Washington, 28 March 2000 (RFE/RL) -- Vladimir Putin claimed a narrow victory in Sunday's Russian presidential race, but his initial comments suggest that he recognizes that he did not get the kind of mandate that might have led him to act without regard to other political forces in the country.
If that in fact proves to be the case, then, this sobering result of the electoral process may turn out to be the most important consequence of what has been anything but an ordinary democratic election.
Speaking at his campaign headquarters in Moscow on Sunday evening, Putin noted that the Communist party and its leader, Gennady Zyuganov, had done far better than the polls had predicted "even though -- let us be direct and honest about this -- they did not have many opportunities in the media, especially the electronic media." And he added "there are many people in the country who are not satisfied with the state of things. People are tired, things are tough for them, and they expect better things from me. But, of course, miracles don't occur."
On the one hand, Putin's remarks highlight the ways in which this election to succeed Boris Yeltsin was substantively undemocratic -- even though the actual voting appears to have been more or less procedurally correct.
But on the other, Putin's open acknowledgement of the continuing strength of his opponents may lead to a new and different relationship between the executive and legislative branches of the Russian government, one that may not generate more reform but one that could in the end contribute to the institutionalization of democracy in Russia.
Many people in both Russia and the West had expected the Russian presidential vote in 2000 to complete both the destruction of communism and the institutionalization of democracy. It has done neither. The communists remain the largest opposition party, entirely capable of playing a major role in the life of the Russian Federation far into the future. And democracy remains far from fully institutionalized as well.
Instead of proving to be the first genuinely democratic transfer of power in the history of Russia, the handoff from Yeltsin to Putin guaranteed that the vote in 2000 would be anything but that.
First, Yeltsin's timely resignation allowed Putin to exploit the powers of incumbency and the popularity of his campaign in Chechnya without his opponents being able to rally their forces against him.
Second, as Putin himself implicitly acknowledged last night, the government's ability to control the still largely state-owned electronic media from which most Russians get their news and information allowed him to define the terms on which the election would be contested.
And third, despite his occasional swipes at regional leaders, the oligarchs and other members of the party of power, Putin has been able to use the powers of incumbency in ways that have led most of them to back him largely out of a sense on their part that they have no choice to do otherwise.
All of which suggests that there are still far too few competitively available political resources in the Russian political system for it to be called an institutionalized democracy, even though this vote -- like others since 1991 -- could come to represent a step in that direction.
The reason for such relative optimism in the end is also contained in Putin's remarks, in his acceptance of the fact that there are other political forces in Russia that he must attend to and work with.
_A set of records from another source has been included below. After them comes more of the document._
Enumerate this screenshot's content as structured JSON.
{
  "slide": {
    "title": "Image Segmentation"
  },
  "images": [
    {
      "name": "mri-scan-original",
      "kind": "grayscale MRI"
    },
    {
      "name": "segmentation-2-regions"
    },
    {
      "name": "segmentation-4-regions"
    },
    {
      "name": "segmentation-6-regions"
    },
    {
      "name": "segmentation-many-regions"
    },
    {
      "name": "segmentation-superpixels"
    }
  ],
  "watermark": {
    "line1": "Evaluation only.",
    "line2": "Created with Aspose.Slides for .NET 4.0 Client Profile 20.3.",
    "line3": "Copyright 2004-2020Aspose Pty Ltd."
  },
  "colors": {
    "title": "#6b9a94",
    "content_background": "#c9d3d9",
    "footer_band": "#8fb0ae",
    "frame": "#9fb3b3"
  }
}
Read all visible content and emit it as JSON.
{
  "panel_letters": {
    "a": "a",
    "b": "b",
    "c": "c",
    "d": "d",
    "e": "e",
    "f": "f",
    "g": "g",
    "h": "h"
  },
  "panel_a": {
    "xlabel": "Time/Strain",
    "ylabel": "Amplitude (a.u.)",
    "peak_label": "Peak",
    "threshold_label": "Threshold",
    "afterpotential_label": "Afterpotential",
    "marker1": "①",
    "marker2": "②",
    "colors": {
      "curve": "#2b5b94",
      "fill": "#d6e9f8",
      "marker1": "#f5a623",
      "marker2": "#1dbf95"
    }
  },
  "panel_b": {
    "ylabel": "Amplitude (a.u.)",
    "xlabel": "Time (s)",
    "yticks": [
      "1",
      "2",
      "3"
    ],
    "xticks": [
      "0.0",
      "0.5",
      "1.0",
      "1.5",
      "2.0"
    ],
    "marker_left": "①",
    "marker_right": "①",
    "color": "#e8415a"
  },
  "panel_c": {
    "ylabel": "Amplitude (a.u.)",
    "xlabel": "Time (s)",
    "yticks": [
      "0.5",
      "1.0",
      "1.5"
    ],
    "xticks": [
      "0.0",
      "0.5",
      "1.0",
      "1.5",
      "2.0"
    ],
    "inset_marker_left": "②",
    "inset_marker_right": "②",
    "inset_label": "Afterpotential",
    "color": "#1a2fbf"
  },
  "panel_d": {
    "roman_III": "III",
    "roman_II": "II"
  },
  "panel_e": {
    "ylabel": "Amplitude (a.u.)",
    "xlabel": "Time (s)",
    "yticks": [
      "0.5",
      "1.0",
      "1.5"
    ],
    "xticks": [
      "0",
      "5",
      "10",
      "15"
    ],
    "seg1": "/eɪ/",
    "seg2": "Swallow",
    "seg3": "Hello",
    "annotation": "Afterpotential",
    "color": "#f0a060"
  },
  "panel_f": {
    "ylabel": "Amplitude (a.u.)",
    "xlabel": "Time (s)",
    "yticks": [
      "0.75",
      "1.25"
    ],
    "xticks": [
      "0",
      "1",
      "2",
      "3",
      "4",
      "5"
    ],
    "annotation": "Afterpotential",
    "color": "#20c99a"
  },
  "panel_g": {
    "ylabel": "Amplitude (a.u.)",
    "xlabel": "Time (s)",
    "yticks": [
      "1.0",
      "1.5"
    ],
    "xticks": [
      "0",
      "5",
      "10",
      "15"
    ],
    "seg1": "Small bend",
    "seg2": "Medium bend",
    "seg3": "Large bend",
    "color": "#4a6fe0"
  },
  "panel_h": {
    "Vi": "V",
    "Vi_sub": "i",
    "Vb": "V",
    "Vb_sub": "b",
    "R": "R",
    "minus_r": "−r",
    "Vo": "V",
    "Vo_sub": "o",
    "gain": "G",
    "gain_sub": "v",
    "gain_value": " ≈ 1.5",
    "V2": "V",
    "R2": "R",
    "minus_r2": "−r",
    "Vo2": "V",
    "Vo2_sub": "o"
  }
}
Because his remarks in the first instance concern the communists, Putin's words may simply presage a further rapprochement between him and the Communists. Putin has already shown himself prepared to move in that direction as when he backed the election in January of a communist as Duma speaker. And at least one defeated presidential candidate, Grigoriy Yavlinsky, suggested that there was really no significant difference between Putin and the Communist leader Zyuganov.
Such an alliance almost certainly would presage a backing away from some aspects of economic reform. But it would not necessarily mean a retreat from democracy, given that almost 80 percent of the electorate voted for either Putin or Zyuganov. Indeed, it might become the basis for a new and more cooperative relationship between the legislative and executive branches, albeit one that few of those committed to reforms would find attractive.
But on the other hand, this new recognition by Putin of the power of those who oppose him -- nearly 50 percent of the total electorate -- could lead him to try to build the kind of coalitions that are the very essence of the process of democratic government rather than ignoring and isolating those who oppose him as his predecessor, Boris Yeltsin, often did.
If either of these developments does take place, then the Russian presidential election of 2000 may prove to be a breakthrough, even though so many aspects of it were anything but.